И я обратился к замечательному чтецу, старинному моему другу Антону Исааковичу Шварцу.
– Антон Исаакович, какая у вас нога?
– Я ношу сорок второй размер.
– И у меня сорок второй. Одолжите мне на один вечер ваши лакированные ботинки.
И он одолжил пару новых, ни разу еще не надеванных концертных ботинок с условием, что я переобуюсь сразу же после концерта – по улице в лаковой обуви не пойду – и назавтра верну ему: вечером у него концерт, а постоянные его ботинки в ремонте.
И вот настал день моего первого выступления. День, когда я не ел. Не пил. Не спал. Не лежал. Не сидел. Не стоял. Не ходил. И не бегал. А в немыслимой тоске слонялся… Хожу по квартире, стараюсь не думать о вечере – сердечная муть. Подумаешь – сердце вскакивает в глотку, и кажется, кто-то жует его… Я так измучился, так исстрадался, что решил уйти в филармонию засветло: больше ждать я не мог. И мать, очевидно, хотела сказать мне что-то напутственное. Она позвала меня… Но у меня не было рассчитано сил, чтобы еще диспутировать с матерью.

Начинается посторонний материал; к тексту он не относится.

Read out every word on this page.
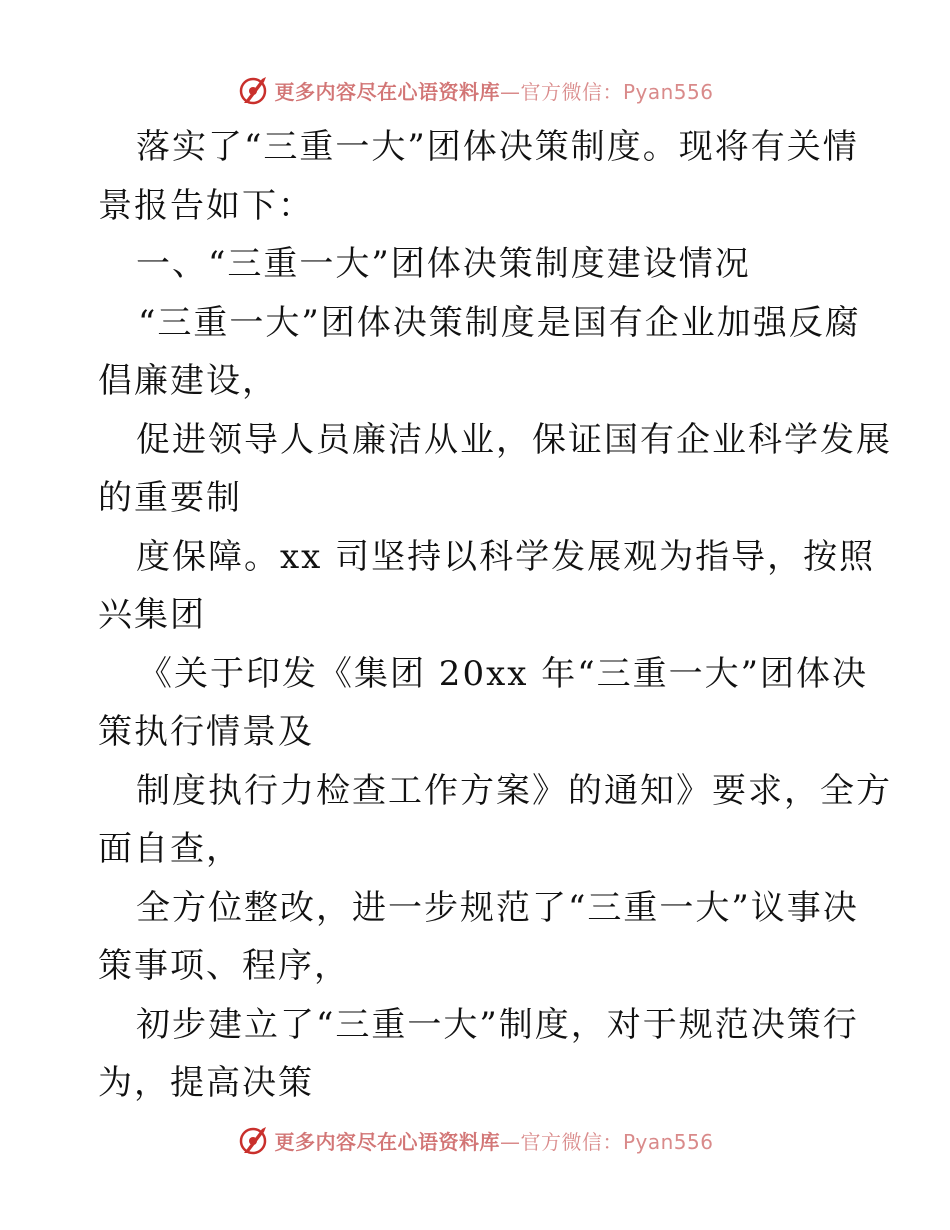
更多内容尽在心语资料库—官方微信：Pyan556
落实了“三重一大”团体决策制度。现将有关情
景报告如下：
一、“三重一大”团体决策制度建设情况
“三重一大”团体决策制度是国有企业加强反腐
倡廉建设，
促进领导人员廉洁从业，保证国有企业科学发展
的重要制
度保障。xx 司坚持以科学发展观为指导，按照
兴集团
《关于印发《集团 20xx 年“三重一大”团体决
策执行情景及
制度执行力检查工作方案》的通知》要求，全方
面自查，
全方位整改，进一步规范了“三重一大”议事决
策事项、程序，
初步建立了“三重一大”制度，对于规范决策行
为，提高决策
更多内容尽在心语资料库—官方微信：Pyan556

Услышав свое имя, я чуть не упал – так мне стало от него плохо… Я спросил:
– Почему ты так странно смотришь?
– Никак я особенно не смотрю…
Я взял под мышку коробку с ботинками Шварца и отправился.
И вот впервые в жизни я вошел в филармонию не с главного хода, откуда пускают публику, а с «шестого» – артистического – подъезда. С подъезда, куда я иногда заходил, чтобы взять пропуск, оставленный знакомым дирижером. И уж побывав там, в тот вечер находился в состоянии великой немоты и восторга от мысли, что приобщился.
Я пришел часа за два до концерта, когда никого еще не было, и вступил в слабо освещенную голубую гостиную – артистическую, устланную голубым пушистым ковром, уставленную голубой мебелью и украшенную огромными зеркалами в золотых рамах…
Я был один и не берусь объяснить, от кого я прятал ноги в носках под диван, пока обувался в ботинки Шварца. Но когда завязал тесемки и встал, выяснилось, что они мне впору только по длине. В ширину же они были такие узенькие, что ступни сложились в них лодочками. Я потерял устойчивость. При этом подошвы были у них не плоские, а какие-то полукруглые, скользкие, словно натертые специальной мастикой. Я и шага еще не ступил, а мне уже казалось, что я, как на лыжах, лечу с горы. Хватаясь за мебель, я попробовал пройтись, и тут выяснилось вдобавок, что они не гнутся в подъеме, и надо ходить, высоко поднимая ноги, словно на них надеты серпы для лазания по телефонным столбам…
Пока я учился ходить, гостиную наполнили музыканты. Кто строил скрипку, кто вытряхивал на ковер слюни из духовых. Ко мне стали обращаться с вопросами: на каком инструменте я играю, какое музыкальное заведение окончил, родственник мне Иван Иванович или по знакомству проткнул меня в филармонию?
Каждый новый взгляд, на меня обращенный, каждый вопрос погружали меня в еще не изведанные наукой пучины страха. Очень скоро мне стало казаться, что я выпил небольшой тазик новокаина: в груди и под ложечкой занемело, задеревенело. Во рту было так сухо, что язык шуршал, а верхняя губа каждый раз, когда я хотел вежливо улыбнуться, приклеивалась к совершенно сухим зубам, так что приходилось отклеивать пальцем.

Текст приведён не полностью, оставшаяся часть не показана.